The cynic in me thinks that things like cornering the RAM market are more about depriving everyone else than needing the resources. Whoever usurps the most high quality context from those P99 engineers is going to have a better product because they have better inputs. They don't want to let anyone catch up because the whole thing has properties similar to network effects. The "best" model, even if it's really just the best tooling and context engineering, is going to attract the best users which will improve the model.

It makes me wonder of the self reinforced learning is really just context theft.

> This is why the marginal difference between your median engineer and your P99 engineer is comp is substantial, while the marginal comp difference between your median pick and packer vs your P99 pick and packer isn’t.

That's an interesting analogy.

Not sure how your last point matters if 27b can run on consumer hardware, besides being hosted by any company which the user could certainly trust more than anthropic.

OpenAI & Anthropic are just lying to everyone right now because if they can't raise enough money they are dead. Intelligence is a commodity, the semiconductor supply chain is not.

  • The challenge is token speed. I did some local coding yesterday with qwen3.6 35b and getting 10-40 tokens per second means that the wall time is much longer. 20 tokens per second is a bit over a thousand tokens per minute, which is slower than the the experience you get with Claude Code or the opus models.
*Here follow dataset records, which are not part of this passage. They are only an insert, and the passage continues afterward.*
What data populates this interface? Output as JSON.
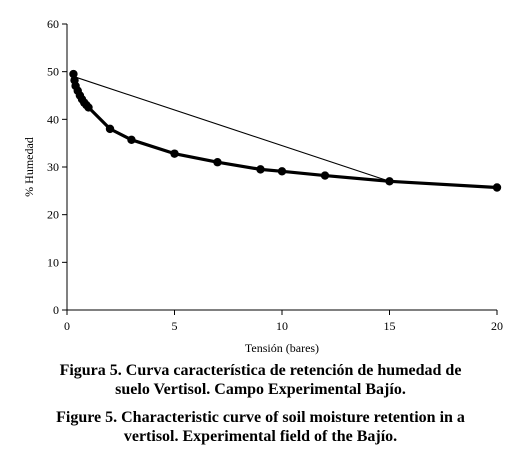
{
  "chart_data": {
    "type": "line",
    "xlabel": "Tensión (bares)",
    "ylabel": "% Humedad",
    "xlim": [
      0,
      20
    ],
    "ylim": [
      0,
      60
    ],
    "xticks": [
      0,
      5,
      10,
      15,
      20
    ],
    "yticks": [
      0,
      10,
      20,
      30,
      40,
      50,
      60
    ],
    "grid": false,
    "series": [
      {
        "style": "thick line with circular markers",
        "x": [
          0.3,
          0.35,
          0.4,
          0.5,
          0.6,
          0.7,
          0.8,
          0.9,
          1.0,
          2.0,
          3.0,
          5.0,
          7.0,
          9.0,
          10.0,
          12.0,
          15.0,
          20.0
        ],
        "y": [
          49.5,
          48.2,
          47.0,
          46.0,
          45.0,
          44.2,
          43.5,
          43.0,
          42.5,
          38.0,
          35.7,
          32.8,
          31.0,
          29.5,
          29.1,
          28.2,
          27.0,
          25.7
        ]
      },
      {
        "style": "thin straight line",
        "x": [
          0.3,
          15.0
        ],
        "y": [
          49.0,
          27.0
        ]
      }
    ]
  },
  "colors": {
    "line": "#000000",
    "background": "#ffffff"
  },
  "caption": {
    "es_line1": "Figura 5. Curva característica de retención de humedad de",
    "es_line2": "suelo Vertisol. Campo Experimental Bajío.",
    "en_line1": "Figure 5. Characteristic curve of soil moisture retention in a",
    "en_line2": "vertisol. Experimental field of the Bajío."
  }
}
    Slower and worse is still useful, but not as good in two important dimensions.

    • Also benchmark measures are not empirical experience measures and are well gamed. As other commenters have said the actual observed behavior is inferior, so it’s not just speed.

      It’s ludicrous to believe a small parameter count model will out perform a well made high parameter count model. That’s just magical thinking. We’ve not empirically observed any flattening of the scaling laws, and there’s no reason to believe the scrappy and smart qwen team has discovered P=NP, FTL, or the magical non linear parameter count scaling model.
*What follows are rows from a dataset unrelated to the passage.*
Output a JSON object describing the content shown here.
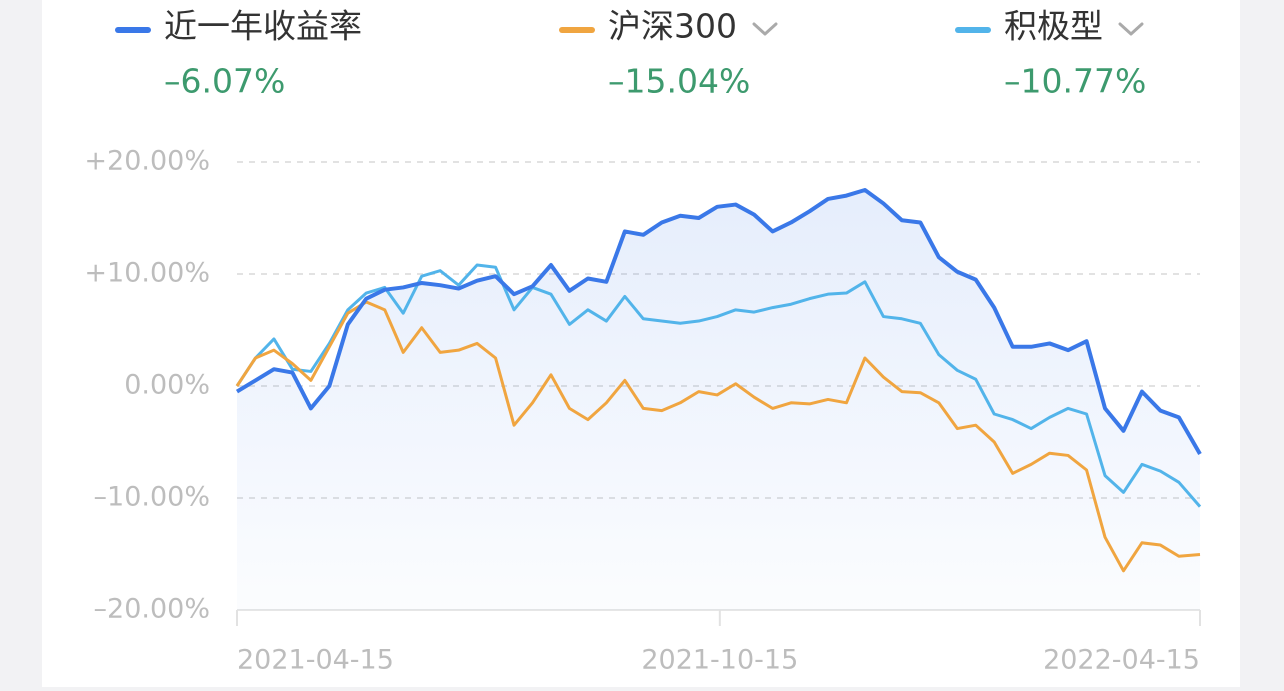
{
  "chart_data": {
    "type": "line",
    "x": [
      "2021-04-15",
      "2021-04-22",
      "2021-04-29",
      "2021-05-06",
      "2021-05-13",
      "2021-05-20",
      "2021-05-27",
      "2021-06-03",
      "2021-06-10",
      "2021-06-17",
      "2021-06-24",
      "2021-07-01",
      "2021-07-08",
      "2021-07-15",
      "2021-07-22",
      "2021-07-29",
      "2021-08-05",
      "2021-08-12",
      "2021-08-19",
      "2021-08-26",
      "2021-09-02",
      "2021-09-09",
      "2021-09-16",
      "2021-09-23",
      "2021-09-30",
      "2021-10-07",
      "2021-10-14",
      "2021-10-21",
      "2021-10-28",
      "2021-11-04",
      "2021-11-11",
      "2021-11-18",
      "2021-11-25",
      "2021-12-02",
      "2021-12-09",
      "2021-12-16",
      "2021-12-23",
      "2021-12-30",
      "2022-01-06",
      "2022-01-13",
      "2022-01-20",
      "2022-01-27",
      "2022-02-03",
      "2022-02-10",
      "2022-02-17",
      "2022-02-24",
      "2022-03-03",
      "2022-03-10",
      "2022-03-17",
      "2022-03-24",
      "2022-03-31",
      "2022-04-07",
      "2022-04-15"
    ],
    "series": [
      {
        "name": "近一年收益率",
        "color": "#3a78e8",
        "latest_label": "–6.07%",
        "area": true,
        "values": [
          -0.5,
          0.5,
          1.5,
          1.2,
          -2.0,
          0.0,
          5.5,
          7.8,
          8.6,
          8.8,
          9.2,
          9.0,
          8.7,
          9.4,
          9.8,
          8.2,
          8.9,
          10.8,
          8.5,
          9.6,
          9.3,
          13.8,
          13.5,
          14.6,
          15.2,
          15.0,
          16.0,
          16.2,
          15.3,
          13.8,
          14.6,
          15.6,
          16.7,
          17.0,
          17.5,
          16.3,
          14.8,
          14.6,
          11.5,
          10.2,
          9.5,
          7.0,
          3.5,
          3.5,
          3.8,
          3.2,
          4.0,
          -2.0,
          -4.0,
          -0.5,
          -2.2,
          -2.8,
          -6.07
        ]
      },
      {
        "name": "沪深300",
        "color": "#f0a540",
        "latest_label": "–15.04%",
        "values": [
          0.0,
          2.5,
          3.2,
          2.0,
          0.5,
          3.5,
          6.5,
          7.5,
          6.8,
          3.0,
          5.2,
          3.0,
          3.2,
          3.8,
          2.5,
          -3.5,
          -1.5,
          1.0,
          -2.0,
          -3.0,
          -1.5,
          0.5,
          -2.0,
          -2.2,
          -1.5,
          -0.5,
          -0.8,
          0.2,
          -1.0,
          -2.0,
          -1.5,
          -1.6,
          -1.2,
          -1.5,
          2.5,
          0.8,
          -0.5,
          -0.6,
          -1.5,
          -3.8,
          -3.5,
          -5.0,
          -7.8,
          -7.0,
          -6.0,
          -6.2,
          -7.5,
          -13.5,
          -16.5,
          -14.0,
          -14.2,
          -15.2,
          -15.04
        ]
      },
      {
        "name": "积极型",
        "color": "#52b4ea",
        "latest_label": "–10.77%",
        "values": [
          0.0,
          2.5,
          4.2,
          1.5,
          1.3,
          3.8,
          6.8,
          8.3,
          8.8,
          6.5,
          9.8,
          10.3,
          9.0,
          10.8,
          10.6,
          6.8,
          8.8,
          8.2,
          5.5,
          6.8,
          5.8,
          8.0,
          6.0,
          5.8,
          5.6,
          5.8,
          6.2,
          6.8,
          6.6,
          7.0,
          7.3,
          7.8,
          8.2,
          8.3,
          9.3,
          6.2,
          6.0,
          5.6,
          2.8,
          1.4,
          0.6,
          -2.5,
          -3.0,
          -3.8,
          -2.8,
          -2.0,
          -2.5,
          -8.0,
          -9.5,
          -7.0,
          -7.6,
          -8.6,
          -10.77
        ]
      }
    ],
    "xlim": [
      "2021-04-15",
      "2022-04-15"
    ],
    "xticks": [
      "2021-04-15",
      "2021-10-15",
      "2022-04-15"
    ],
    "ylim": [
      -20,
      20
    ],
    "yticks": [
      {
        "value": 20,
        "label": "+20.00%"
      },
      {
        "value": 10,
        "label": "+10.00%"
      },
      {
        "value": 0,
        "label": "0.00%"
      },
      {
        "value": -10,
        "label": "–10.00%"
      },
      {
        "value": -20,
        "label": "–20.00%"
      }
    ],
    "grid": true
  }
}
> but if you’re not a Chinese shop, would you really host your production code development workload on a Chinese hosted provider?

As opposed to an US-american shop? Yup, sure, why not? It's the same ballpark.

> For coding often quality at the margin is crucial even at a premium.

For coding, quality is not measurable and is based entirely on feels (er, sorry, "vibes").

Employers paying for SOTA models is nothing but a lifestyle status perk for employees, like ping-pong tables or fancy lunch snacks.

  • I’m building my own company and I consider model choice crucial to my marginal ability to produce a higher quality product I don’t regret having built. Every higher end dev shop I’ve worked at over the last few years perceives things the same. There are measurable outcomes from software built well and software not, even if the code itself isn’t easily measurable. I would rather pay a few thousand more per year for a better overall outcome with less developer struggle against bad model decisions than end up with an inferior end product and have expensive developer spin wheels containing a dumb as a brick model. But everyone’s career experiences are different and I’d feel sad to work at a place where SOTA is a lifestyle choice rather than a rational engineering and business choice.

  • "based entirely on feels"

    Now there's a word I haven't heard in a long, long time.